Tan has not jumped on wellness trends such as red light therapy, sauna, cold plunges, meditation or intermittent fasting.

“Everything I’m doing is [part of] normal life, and I think: do you really need to take all those extreme measures?”

She is also refreshingly honest about perhaps having simply won the genetic lottery when it comes to ageing.

“I could just be very lucky. I’m Asian and my DNA is probably such that I’m naturally slim, and I was always athletic growing up.

“I do look my age, though. I have a lot of friends around my age and I think we all look about the same.”

Tan with her daughter. Photo: courtesy of Gym Tan
Also essential is managing sleep and stress. “ I need seven hours and I don’t always get it, but I can see the difference in my skin when I do.”
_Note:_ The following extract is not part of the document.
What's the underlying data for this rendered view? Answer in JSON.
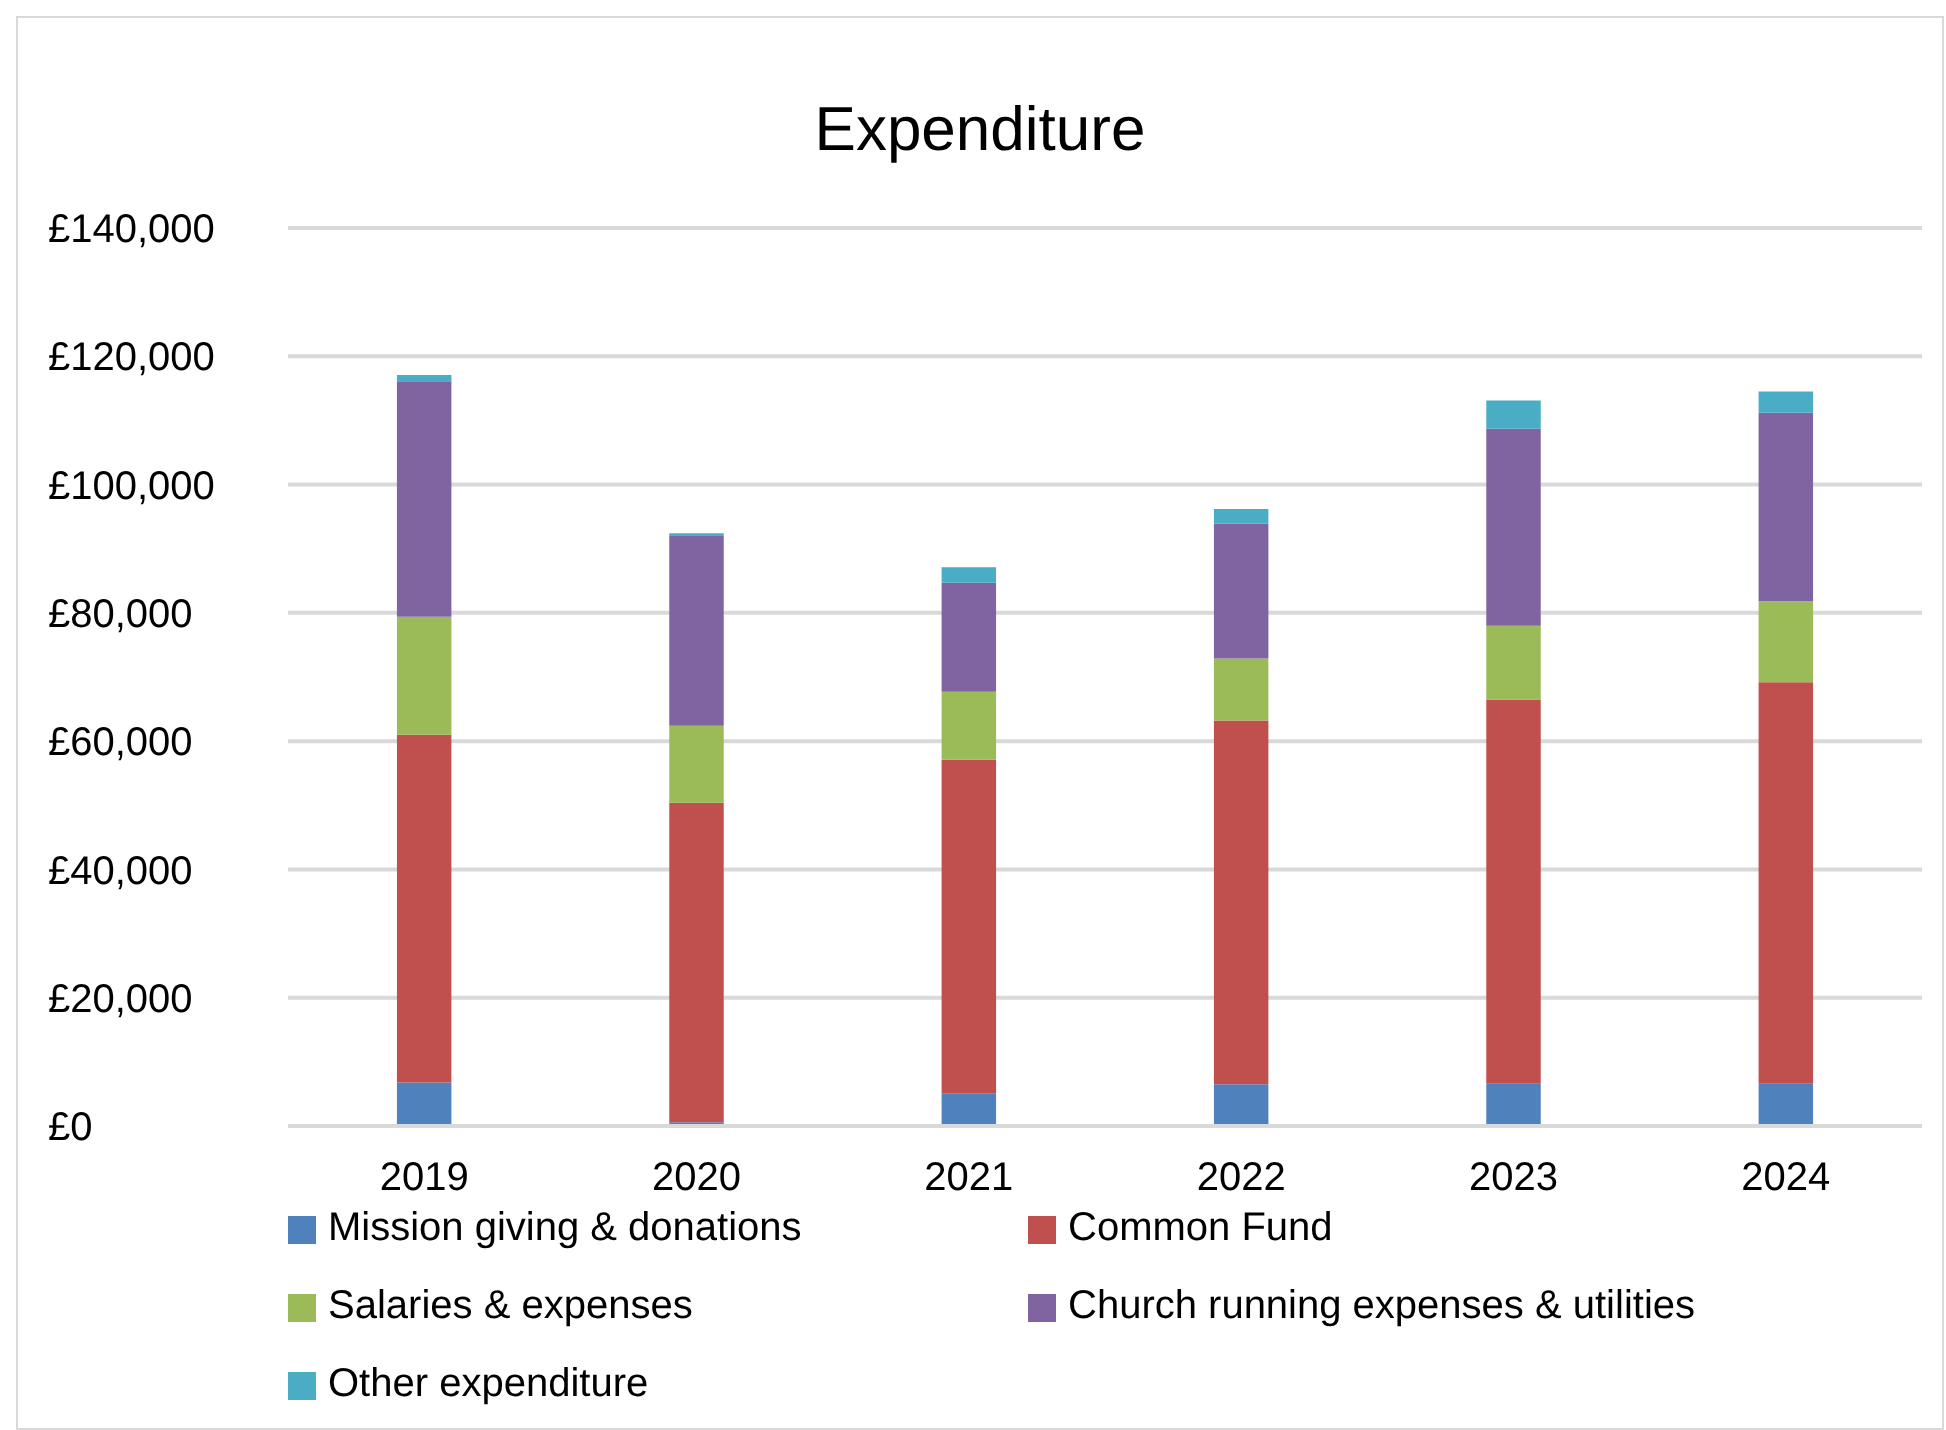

More important than any of these things are her family relationships, which she also credits for her agelessness.

Daughter Mya is like “a partner in a lot of ways, and we have so much fun together”, Tan says.

The close mother-daughter bond seen in Tan’s posts “is real, and I’ve got a lot of followers who love that we have such a great relationship because they want to have that with their daughters, too”.

She and her husband are also “very much in love today, just as we were from the start, and we are very much partners”.

“I work at these relationships,” she says.

And although many online commenters gush about her preternaturally youthful appearance, Tan says: “I just look like I’ve taken good care of myself.”

“That’s a really important message – that, actually, it’s achievable.”